Memín Pinguín, de Yolanda Vargas, La familia Burrón, de Gabriel Vargas y las canciones de Chava flores. Estas obras atraen mi atención poderosamente y me invitan desde hace tiempo a tejer reflexiones e investigaciones sobre ellas. Por un motivo u otro siempre he terminado por hacer a un lado la tarea, pero por algún lado hay que comenzar a buscar, a ver qué es lo que se acaba encontrando.
En primer lugar habría que admitir que la idea está condicionada por mi propia relación con los trabajos de los tres humoristas; fuertemente ligada a mi vida personal y familiar: el trabajo de los tres ha servido en varias ocasiones para tender hilos comunicantes entre algunos familiares y yo.
Esto es bastante comprensible. Tan sólo con ver fechas descubro que mi abuela paterna nació apenas un año después que Chava, dos más tarde que Yolanda Vargas y a seis de distancia de Gabriel.
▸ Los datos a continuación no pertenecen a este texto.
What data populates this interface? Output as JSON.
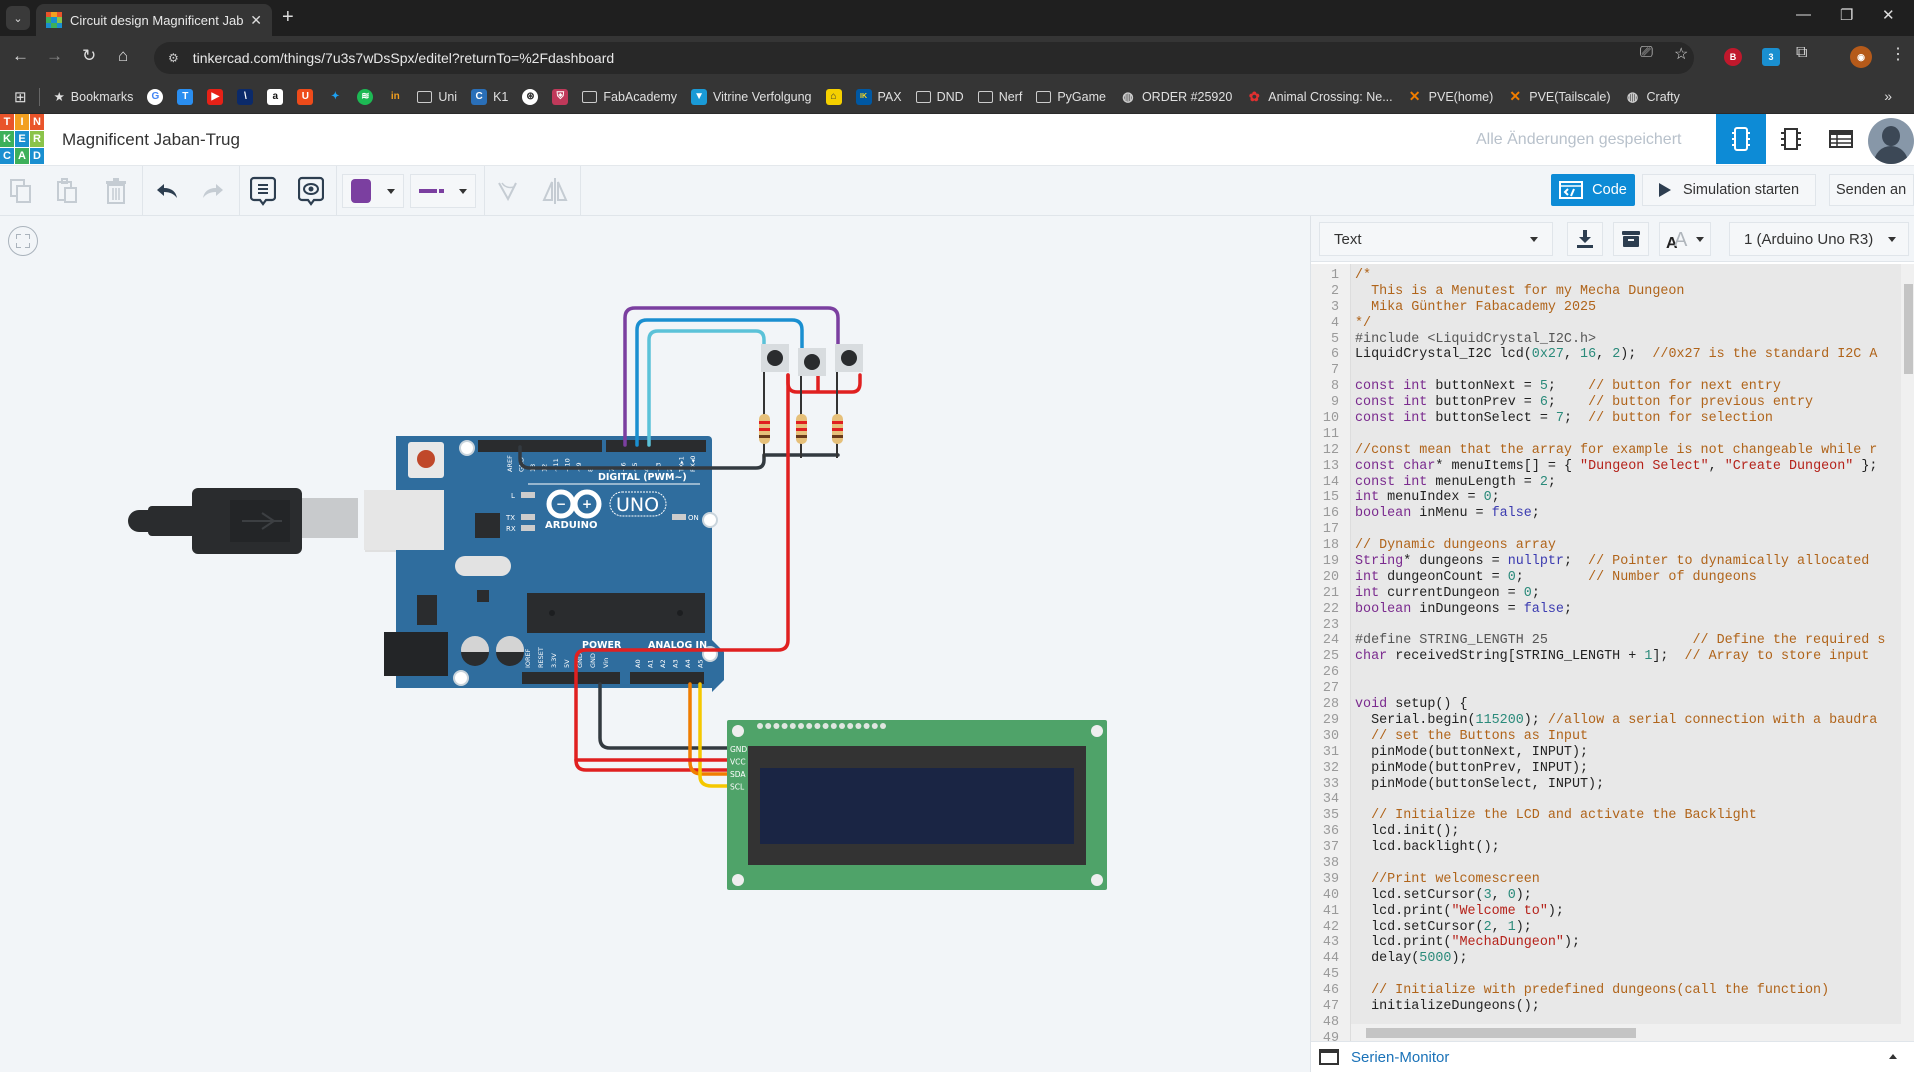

Vivieron, pues, infancias paralelas, y tuvieron un campo de experiencias similar a lo largo de sus vidas. Mis padres, especialmente mi padre, y mis tíos conocieron el trabajo de los tres cuando ya estaba consolidado y gozaba de fama. Baste mencionar que hace poco envié a una de mis primas uno de los tomos de La familia Burrón compilados por Porrúa, y su mamá ha dicho inmediatamente que ellos siempre lo leían. Este hecho es más que anecdótico si lo vemos desde una perspectiva un poco más amplia.
Aunque las historietas tenían un mercado bastante amplio en los 60s, donde se ubica la infancia de mi padre y mis tíos, no todas eran igualmente accesibles a los bolsillos de todos. Las de la editorial Novaro, por ejemplo, parecen haber tenido su público principal en la clase media, mientras que las conocidas como “pepines” ―nombre derivado del título de la revista Pepín, que dejara de editarse en 1954― eran más bien populares. Y lo fueron en varios sentidos, pues no sólo gozaron de gran fama y distribución, sino que tomaban sus temas de los mismos estratos de la sociedad que las leía y escuchaba. En sus páginas e ilustraciones mi padre y sus hermanos encontraron personajes cercanos a ellos, a sus propias vivencias y su vida en la vecindad de un barrio de la ciudad de Puebla. Pero pudieron conocer también cosas de universos tan similares y tan lejanos a la vez al suyo como el de las vecindades del Distrito Federal. Y así como ellos, miles de niños y no tan niños tuvieron una imagen de la vida urbana, principalmente, de un país embarcado en un proceso de urbanización sin precedentes en su historia.
Mi vida personal ya no está marcada por las mismas cosas que las de ellos. Pero el trabajo de estos artistas me interpela de diversas maneras. Gracias a ellos me he familiarizado con formas de hablar, que comparto con otras personas, de modo que puedo despedirme para ir a dormir diciendo que se me cierran los oclayos, o decir de algo que me gusta que es chipocludo. Me han dado también temas para entablar conversaciones con estos miembros de mi familia que me han permitido conocer distintos aspectos de su vida. Me han puesto en contacto con formas de vida, hábitos o sucesos que ya no existen, pero de las que parte de mis personas queridas conservan recuerdos: yo no vi venderse el pan de a dos por cinco, pero sé que hubo un tiempo que en que con pocos pesos se compraba pan para una familia completa, y supe lo que eran las chilindrinas, trenzas y limas aún antes de verlas en una panadería.
Aunque algunas de esas cosas “ya no están en mi tierra, ya no están más aquí”, sé de ellas gracias a las canciones y las historietas de estos grandes artistas. Y ahora se encuentran para mí ―junto con los medios por los que las conocí― en ese espacio a caballo entre la memoria y la historia que a decir de Hobsbawm tenemos todos: entre el pasado registrado susceptible de ser ordenado y examinado, y el pasado recordado que constituye un trasfondo de la vida propia.